Enter Lois Lane, the average, only-human mother now trapped on the moon with Eradicator. Fortunately, since they are in Batman’s base, she does what any good mother would do and climbs into the nearest suit of Bat power armor and proceeds to kick the snot out of Eradicator. What is really cool about the armor stolen is that it was the kind used by Batman when he stormed Apokolips to rescue Damien, his son.
The armor by now certainly has a parental element to it and Lois uses it to great, pardon the pub, impact. She manages to deliver a few great blows to Eradicator while, from within Eradicator, Superman manages to escape his imprisonment.
Like it has been said, Superman isn’t the kind of character you leave dead even after you kill him.
Lois and her brief conflict with Eradicator is important because it shows her capacities for heroics. While it might seem improbable as to “how” she piloted the bat-suit, it is thematic and fits an archetype, that of the defending parent hero, even while subverting it. Lois scores the best moment so far in Superman’s comic. Still, alas, her role was not meant to headline but to buy time and, as the end of the comic shows, Superman comes back to challenge Eradicator once more.

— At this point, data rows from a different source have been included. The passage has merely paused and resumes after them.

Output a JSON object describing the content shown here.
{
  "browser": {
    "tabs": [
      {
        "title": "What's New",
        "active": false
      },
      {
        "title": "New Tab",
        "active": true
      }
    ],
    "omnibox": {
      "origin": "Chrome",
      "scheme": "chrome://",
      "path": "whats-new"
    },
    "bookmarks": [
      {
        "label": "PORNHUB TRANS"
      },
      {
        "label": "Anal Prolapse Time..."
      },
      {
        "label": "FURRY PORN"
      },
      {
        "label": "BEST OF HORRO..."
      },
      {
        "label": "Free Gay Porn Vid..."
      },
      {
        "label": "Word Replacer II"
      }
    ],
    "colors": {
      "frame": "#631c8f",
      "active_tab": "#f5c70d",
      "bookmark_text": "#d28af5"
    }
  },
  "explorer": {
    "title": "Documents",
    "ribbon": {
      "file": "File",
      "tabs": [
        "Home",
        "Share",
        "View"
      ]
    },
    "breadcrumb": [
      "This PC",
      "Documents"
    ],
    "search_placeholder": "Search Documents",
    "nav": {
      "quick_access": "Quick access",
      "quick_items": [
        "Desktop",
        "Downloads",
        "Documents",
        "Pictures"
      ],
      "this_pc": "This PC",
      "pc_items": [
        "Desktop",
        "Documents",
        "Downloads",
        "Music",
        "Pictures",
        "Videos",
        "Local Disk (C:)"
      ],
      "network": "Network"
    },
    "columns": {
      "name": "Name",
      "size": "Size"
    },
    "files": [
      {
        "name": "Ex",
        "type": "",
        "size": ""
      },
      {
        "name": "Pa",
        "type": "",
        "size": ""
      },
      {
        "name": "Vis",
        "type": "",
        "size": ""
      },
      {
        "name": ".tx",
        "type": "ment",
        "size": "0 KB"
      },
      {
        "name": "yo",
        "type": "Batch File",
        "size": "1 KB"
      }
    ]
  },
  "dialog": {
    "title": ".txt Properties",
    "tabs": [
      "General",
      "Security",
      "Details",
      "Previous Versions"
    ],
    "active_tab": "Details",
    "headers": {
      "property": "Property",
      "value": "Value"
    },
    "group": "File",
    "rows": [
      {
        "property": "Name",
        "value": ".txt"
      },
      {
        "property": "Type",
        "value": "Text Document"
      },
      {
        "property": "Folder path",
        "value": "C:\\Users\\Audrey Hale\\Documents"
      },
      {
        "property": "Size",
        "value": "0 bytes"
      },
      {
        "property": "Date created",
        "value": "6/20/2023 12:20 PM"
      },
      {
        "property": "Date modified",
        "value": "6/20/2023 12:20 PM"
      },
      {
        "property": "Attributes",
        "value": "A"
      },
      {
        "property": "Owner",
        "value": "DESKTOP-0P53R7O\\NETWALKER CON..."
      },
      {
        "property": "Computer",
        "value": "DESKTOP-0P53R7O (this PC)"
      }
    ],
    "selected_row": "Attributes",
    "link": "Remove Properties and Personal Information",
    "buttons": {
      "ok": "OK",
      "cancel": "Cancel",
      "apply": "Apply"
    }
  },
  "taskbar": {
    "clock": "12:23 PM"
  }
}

But what about Grendel’s mother? In the same way I was stuck by how she loved her creepy, awful child and wanted revenge on Beowulf after he killed him, Eradicator is an interesting villain to look at. The character first appeared as a Superman foe back in 1993, although he existed as a pre-Superman character going back to 1989.
Existing as an energy-being who takes on various robotic and semi-humanoid forms, Eradicator takes the form of Superman after the hero’s famous 90s death, briefly believing he *is* Superman. Obviously, things soon go south and Eradicator becomes an on-again/off-again enemy and partner to Superman.
The cool thing about Eradicator and Grendel’s mother is that, somewhere in their non-human essences, we understand human traits within them. Eradicator is a lost entity, one who desires belonging even if he can’t actually ever be the Superman he imitates. Grendel’s mother, while obviously being a creature of immense cruelty and darkness, loves her child and wants revenge on the man who killed him. Monsters perhaps work best when they are enemies for humans to fight, but the fight has to mean something in the process.
For Beowulf, the monsters show how a human (albeit a really, really superhuman one) overcame struggles to become a leader for his people and that he expanded civilization where he went. For Superman, and for Lois, the fight with Eradicator is awesome because it allows both of them to capitalize on what the Rebirth DC branding is marketing them best as: parents, possibly the strongest kind of superhero.
While Ripley and Lois might not be part of the same shared universe, I have to think that Superman #5 was dedicated to that spirit, to that moment when audiences watched a woman beat the life out of an impossibly dangerous monster to protect her kid. Lois was given a great chance to shine alongside her super-husband and I hope she, and other DC women, get many, many more changes to kick some ass in the future.